The arbitrator also stated that generally accepted enforcement of rules and assessment of discipline must be exercised in a consistent manner . . . . ‘Absolute consistence in the handling of rule violations is . . . an impossibility . . . but that fact should not excuse random and completely inconsistent disciplinary practice.’” The arbitrator determined that there was no other “employee with three (3) other disciplinary actions within the past two (2) years. There is no evidence management gave a ‘pass’ to any employee who committed a Group III offense.”
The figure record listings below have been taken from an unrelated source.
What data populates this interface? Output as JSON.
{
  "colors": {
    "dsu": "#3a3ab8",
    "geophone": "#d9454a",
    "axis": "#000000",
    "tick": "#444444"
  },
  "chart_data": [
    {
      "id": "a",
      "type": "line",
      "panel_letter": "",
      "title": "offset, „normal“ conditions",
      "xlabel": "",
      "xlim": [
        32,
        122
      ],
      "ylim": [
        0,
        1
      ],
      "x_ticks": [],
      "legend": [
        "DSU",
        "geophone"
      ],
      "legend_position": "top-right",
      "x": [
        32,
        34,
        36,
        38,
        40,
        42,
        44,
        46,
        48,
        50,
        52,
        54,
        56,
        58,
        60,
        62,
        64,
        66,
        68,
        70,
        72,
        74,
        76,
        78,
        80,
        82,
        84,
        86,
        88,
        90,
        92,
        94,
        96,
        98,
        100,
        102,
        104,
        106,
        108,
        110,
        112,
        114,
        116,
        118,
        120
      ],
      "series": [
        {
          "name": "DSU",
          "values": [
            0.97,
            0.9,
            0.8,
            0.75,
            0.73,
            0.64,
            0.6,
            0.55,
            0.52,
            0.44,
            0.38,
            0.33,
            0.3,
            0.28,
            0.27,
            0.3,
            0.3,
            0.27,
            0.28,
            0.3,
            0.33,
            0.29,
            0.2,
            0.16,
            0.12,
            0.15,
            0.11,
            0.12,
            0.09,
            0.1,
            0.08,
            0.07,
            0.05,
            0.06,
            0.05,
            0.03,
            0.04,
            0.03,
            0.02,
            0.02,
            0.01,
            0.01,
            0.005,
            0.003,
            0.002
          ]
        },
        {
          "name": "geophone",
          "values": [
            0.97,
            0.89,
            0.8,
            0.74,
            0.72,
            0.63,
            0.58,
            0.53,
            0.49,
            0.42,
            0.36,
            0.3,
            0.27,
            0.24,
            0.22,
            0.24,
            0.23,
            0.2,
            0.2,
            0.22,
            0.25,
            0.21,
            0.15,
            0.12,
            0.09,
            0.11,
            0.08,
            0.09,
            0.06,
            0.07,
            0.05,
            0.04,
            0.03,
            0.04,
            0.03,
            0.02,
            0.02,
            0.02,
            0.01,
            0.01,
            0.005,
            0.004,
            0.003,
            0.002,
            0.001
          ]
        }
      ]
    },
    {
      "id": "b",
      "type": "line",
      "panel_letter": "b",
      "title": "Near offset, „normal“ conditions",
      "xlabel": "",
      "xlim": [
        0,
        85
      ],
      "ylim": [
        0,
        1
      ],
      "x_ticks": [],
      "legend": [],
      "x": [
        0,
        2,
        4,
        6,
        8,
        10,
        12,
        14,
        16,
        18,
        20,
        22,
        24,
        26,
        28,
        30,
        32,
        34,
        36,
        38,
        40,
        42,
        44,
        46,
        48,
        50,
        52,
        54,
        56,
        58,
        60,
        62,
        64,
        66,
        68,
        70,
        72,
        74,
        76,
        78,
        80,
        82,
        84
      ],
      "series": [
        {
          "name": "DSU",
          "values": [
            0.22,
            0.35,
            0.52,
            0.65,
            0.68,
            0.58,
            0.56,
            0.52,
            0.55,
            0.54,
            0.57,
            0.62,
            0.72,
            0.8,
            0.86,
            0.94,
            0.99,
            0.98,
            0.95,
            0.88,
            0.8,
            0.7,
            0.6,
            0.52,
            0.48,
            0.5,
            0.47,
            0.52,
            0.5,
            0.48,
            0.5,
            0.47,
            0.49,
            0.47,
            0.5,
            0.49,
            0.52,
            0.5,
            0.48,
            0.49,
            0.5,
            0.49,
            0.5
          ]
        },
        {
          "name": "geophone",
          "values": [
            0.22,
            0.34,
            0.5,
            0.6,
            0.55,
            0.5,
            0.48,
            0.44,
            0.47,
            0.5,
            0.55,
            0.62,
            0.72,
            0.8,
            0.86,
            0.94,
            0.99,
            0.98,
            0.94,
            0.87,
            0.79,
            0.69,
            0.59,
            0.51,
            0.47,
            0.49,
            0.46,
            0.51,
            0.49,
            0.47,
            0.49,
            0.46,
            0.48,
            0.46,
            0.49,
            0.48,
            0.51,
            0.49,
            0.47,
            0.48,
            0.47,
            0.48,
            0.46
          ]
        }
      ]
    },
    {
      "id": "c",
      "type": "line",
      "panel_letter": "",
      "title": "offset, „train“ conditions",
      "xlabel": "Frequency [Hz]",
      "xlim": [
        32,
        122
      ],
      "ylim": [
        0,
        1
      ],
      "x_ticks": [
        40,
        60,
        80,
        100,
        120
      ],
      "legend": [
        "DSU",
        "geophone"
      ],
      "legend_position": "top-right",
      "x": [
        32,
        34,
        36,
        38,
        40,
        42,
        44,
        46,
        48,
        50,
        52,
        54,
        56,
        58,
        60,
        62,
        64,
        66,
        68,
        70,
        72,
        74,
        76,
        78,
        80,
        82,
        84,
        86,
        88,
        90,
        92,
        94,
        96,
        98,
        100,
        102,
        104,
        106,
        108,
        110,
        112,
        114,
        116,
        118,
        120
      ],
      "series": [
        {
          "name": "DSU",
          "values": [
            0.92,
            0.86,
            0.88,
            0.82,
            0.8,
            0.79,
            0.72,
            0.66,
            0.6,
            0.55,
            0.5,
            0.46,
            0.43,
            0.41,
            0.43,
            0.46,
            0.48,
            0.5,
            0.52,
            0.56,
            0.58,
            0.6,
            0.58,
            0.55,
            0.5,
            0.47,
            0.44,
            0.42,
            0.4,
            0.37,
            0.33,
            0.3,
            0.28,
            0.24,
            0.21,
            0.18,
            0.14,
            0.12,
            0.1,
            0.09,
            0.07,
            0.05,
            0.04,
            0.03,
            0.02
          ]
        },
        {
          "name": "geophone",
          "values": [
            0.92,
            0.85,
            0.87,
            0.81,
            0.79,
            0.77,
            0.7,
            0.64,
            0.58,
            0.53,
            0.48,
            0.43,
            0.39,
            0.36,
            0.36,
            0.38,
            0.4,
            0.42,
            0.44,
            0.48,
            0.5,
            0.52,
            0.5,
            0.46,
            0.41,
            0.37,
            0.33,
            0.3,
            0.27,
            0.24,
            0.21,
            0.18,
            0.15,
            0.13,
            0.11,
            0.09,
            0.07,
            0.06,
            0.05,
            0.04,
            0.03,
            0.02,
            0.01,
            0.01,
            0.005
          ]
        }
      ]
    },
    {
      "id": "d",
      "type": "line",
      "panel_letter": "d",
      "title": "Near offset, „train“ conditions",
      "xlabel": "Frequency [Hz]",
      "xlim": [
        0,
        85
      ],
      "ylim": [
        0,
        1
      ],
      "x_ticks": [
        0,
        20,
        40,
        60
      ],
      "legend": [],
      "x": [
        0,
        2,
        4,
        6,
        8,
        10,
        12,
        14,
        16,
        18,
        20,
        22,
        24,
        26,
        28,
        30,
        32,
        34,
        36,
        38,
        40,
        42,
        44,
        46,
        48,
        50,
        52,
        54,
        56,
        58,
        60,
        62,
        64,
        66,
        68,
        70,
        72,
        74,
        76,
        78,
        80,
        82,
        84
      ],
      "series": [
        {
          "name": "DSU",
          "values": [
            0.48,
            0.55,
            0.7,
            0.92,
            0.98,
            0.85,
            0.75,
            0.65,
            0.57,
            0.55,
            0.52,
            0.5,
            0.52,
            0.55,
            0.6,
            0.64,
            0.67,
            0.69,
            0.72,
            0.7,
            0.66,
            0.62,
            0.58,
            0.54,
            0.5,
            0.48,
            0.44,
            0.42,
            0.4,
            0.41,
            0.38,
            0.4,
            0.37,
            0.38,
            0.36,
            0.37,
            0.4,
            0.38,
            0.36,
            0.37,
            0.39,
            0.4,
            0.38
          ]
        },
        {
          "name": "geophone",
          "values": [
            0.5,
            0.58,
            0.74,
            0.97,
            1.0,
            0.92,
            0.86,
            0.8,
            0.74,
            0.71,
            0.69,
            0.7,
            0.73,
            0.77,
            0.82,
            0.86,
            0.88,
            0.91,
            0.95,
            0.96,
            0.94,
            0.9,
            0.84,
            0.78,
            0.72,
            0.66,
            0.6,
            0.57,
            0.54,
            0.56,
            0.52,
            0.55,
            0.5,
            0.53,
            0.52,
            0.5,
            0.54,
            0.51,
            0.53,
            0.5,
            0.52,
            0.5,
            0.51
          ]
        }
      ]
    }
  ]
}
The arbitrator also found that the CBA provided that “[e]xcept in instances where the employee is found guilty of serious misconduct, discipline will be applied in a corrective and progressive manner in accordance with the employer’s policy.” He agreed that the CBA generally called for summary discharge, without progressive discipline, for those offenses defined in the CBA as “Group III” offenses, concluding that when the employer shows by credible evidence that the Grievant [c]omitted a Group III [o]ffense  the arbitrator does not have the authority to amend the discharge. The Parties agreed to such limiting language in Article 12.
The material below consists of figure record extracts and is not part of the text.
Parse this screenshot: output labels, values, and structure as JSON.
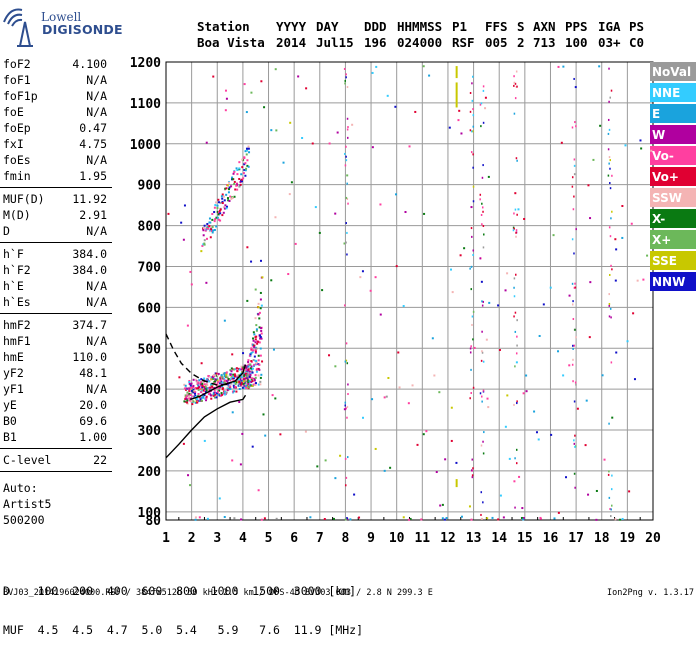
{
  "logo": {
    "line1": "Lowell",
    "line2": "DIGISONDE"
  },
  "header": {
    "row1": [
      "Station",
      "YYYY",
      "DAY",
      "DDD",
      "HHMMSS",
      "P1",
      "FFS",
      "S",
      "AXN",
      "PPS",
      "IGA",
      "PS"
    ],
    "row2": [
      "Boa Vista",
      "2014",
      "Jul15",
      "196",
      "024000",
      "RSF",
      "005",
      "2",
      "713",
      "100",
      "03+",
      "C0"
    ]
  },
  "params": [
    {
      "label": "foF2",
      "value": "4.100"
    },
    {
      "label": "foF1",
      "value": "N/A"
    },
    {
      "label": "foF1p",
      "value": "N/A"
    },
    {
      "label": "foE",
      "value": "N/A"
    },
    {
      "label": "foEp",
      "value": "0.47"
    },
    {
      "label": "fxI",
      "value": "4.75"
    },
    {
      "label": "foEs",
      "value": "N/A"
    },
    {
      "label": "fmin",
      "value": "1.95"
    },
    {
      "sep": true
    },
    {
      "label": "MUF(D)",
      "value": "11.92"
    },
    {
      "label": "M(D)",
      "value": "2.91"
    },
    {
      "label": "D",
      "value": "N/A"
    },
    {
      "sep": true
    },
    {
      "label": "h`F",
      "value": "384.0"
    },
    {
      "label": "h`F2",
      "value": "384.0"
    },
    {
      "label": "h`E",
      "value": "N/A"
    },
    {
      "label": "h`Es",
      "value": "N/A"
    },
    {
      "sep": true
    },
    {
      "label": "hmF2",
      "value": "374.7"
    },
    {
      "label": "hmF1",
      "value": "N/A"
    },
    {
      "label": "hmE",
      "value": "110.0"
    },
    {
      "label": "yF2",
      "value": "48.1"
    },
    {
      "label": "yF1",
      "value": "N/A"
    },
    {
      "label": "yE",
      "value": "20.0"
    },
    {
      "label": "B0",
      "value": "69.6"
    },
    {
      "label": "B1",
      "value": "1.00"
    },
    {
      "sep": true
    },
    {
      "label": "C-level",
      "value": "22"
    },
    {
      "sep": true
    }
  ],
  "auto": [
    "Auto:",
    "Artist5",
    "500200"
  ],
  "legend": [
    {
      "label": "NoVal",
      "color": "#9A9A9A"
    },
    {
      "label": "NNE",
      "color": "#33CCFF"
    },
    {
      "label": "E",
      "color": "#1AA3DD"
    },
    {
      "label": "W",
      "color": "#B0009F"
    },
    {
      "label": "Vo-",
      "color": "#FF3FA0"
    },
    {
      "label": "Vo+",
      "color": "#E00032"
    },
    {
      "label": "SSW",
      "color": "#F4B4B4"
    },
    {
      "label": "X-",
      "color": "#0A7A12"
    },
    {
      "label": "X+",
      "color": "#6CB85A"
    },
    {
      "label": "SSE",
      "color": "#C8C800"
    },
    {
      "label": "NNW",
      "color": "#1010C8"
    }
  ],
  "d_table": {
    "d_label": "D",
    "d_values": [
      "100",
      "200",
      "400",
      "600",
      "800",
      "1000",
      "1500",
      "3000"
    ],
    "d_unit": "[km]",
    "muf_label": "MUF",
    "muf_values": [
      "4.5",
      "4.5",
      "4.7",
      "5.0",
      "5.4",
      "5.9",
      "7.6",
      "11.9"
    ],
    "muf_unit": "[MHz]"
  },
  "footer": {
    "left": "BVJ03_2014196024000.RSF / 384fx512h 50 kHz 2.5 km / DPS-4D BVJ03 003 / 2.8 N 299.3 E",
    "right": "Ion2Png v. 1.3.17"
  },
  "chart_data": {
    "type": "scatter",
    "xlim": [
      1,
      20
    ],
    "ylim": [
      80,
      1200
    ],
    "x_ticks": [
      1,
      2,
      3,
      4,
      5,
      6,
      7,
      8,
      9,
      10,
      11,
      12,
      13,
      14,
      15,
      16,
      17,
      18,
      19,
      20
    ],
    "y_ticks": [
      80,
      100,
      200,
      300,
      400,
      500,
      600,
      700,
      800,
      900,
      1000,
      1100,
      1200
    ],
    "grid": true,
    "legend_position": "right",
    "ionogram_echoes": [
      {
        "name": "F2 trace (main)",
        "x_range": [
          1.7,
          4.2
        ],
        "y_range": [
          360,
          470
        ]
      },
      {
        "name": "F2 near critical",
        "x_range": [
          3.8,
          4.7
        ],
        "y_range": [
          390,
          690
        ]
      },
      {
        "name": "F2 multi-hop trace",
        "x_range": [
          2.4,
          4.2
        ],
        "y_range": [
          760,
          1000
        ]
      }
    ],
    "profile_curves": [
      {
        "name": "true height profile",
        "style": "solid",
        "points": [
          [
            1.0,
            232
          ],
          [
            1.5,
            265
          ],
          [
            2.0,
            300
          ],
          [
            2.5,
            332
          ],
          [
            3.0,
            352
          ],
          [
            3.5,
            368
          ],
          [
            4.0,
            375
          ],
          [
            4.1,
            385
          ]
        ]
      },
      {
        "name": "virtual height trace",
        "style": "solid",
        "points": [
          [
            1.95,
            375
          ],
          [
            2.3,
            382
          ],
          [
            2.7,
            395
          ],
          [
            3.0,
            405
          ],
          [
            3.3,
            412
          ],
          [
            3.7,
            420
          ],
          [
            4.0,
            440
          ],
          [
            4.1,
            460
          ]
        ]
      },
      {
        "name": "extrapolated topside",
        "style": "dashed",
        "points": [
          [
            1.0,
            535
          ],
          [
            1.3,
            495
          ],
          [
            1.6,
            463
          ],
          [
            2.0,
            438
          ],
          [
            2.5,
            420
          ],
          [
            3.0,
            410
          ],
          [
            3.5,
            412
          ]
        ]
      }
    ]
  }
}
Not conducting walkthroughs and then lying about it will predictably result in a firing and few arbitrators would have reached a different result here, at least as the facts are reported.

This case involved a situation in which the parties had agreed in their CBA to treat certain types of infractions in certain ways. Where a CBA has such language, the role of the arbitrator in assessing progressive discipline and proportionality, normally important aspects of just cause, is greatly reduced. Under such language, once the arbitrator determines which category the offense falls under, the presumptive discipline for that offense applies.

Such offense “schedules” are not common in public safety labor agreements, but are not unheard of.   Sometimes unions, especially in larger organizations, favor schedules because it makes it easier to evaluate and determine discipline grievances. Employers often will favor such schedules as it reduces the likelihood of discipline being overturned. We recommend against them because they restrict the ability of an arbitrator to weigh all relevant just cause factors, including mitigation. An arbitrator should be able to consider all relevant factors in assessing discipline. 

In our view, rigid discipline schedules often work against the interest of employees because they restrict opportunities to present mitigation. Proportionality is a starting point for assessing the fairness of discipline but, as this arbitrator acknowledged, that factor cannot be applied with precision. Each discipline case contains its own set of circumstances.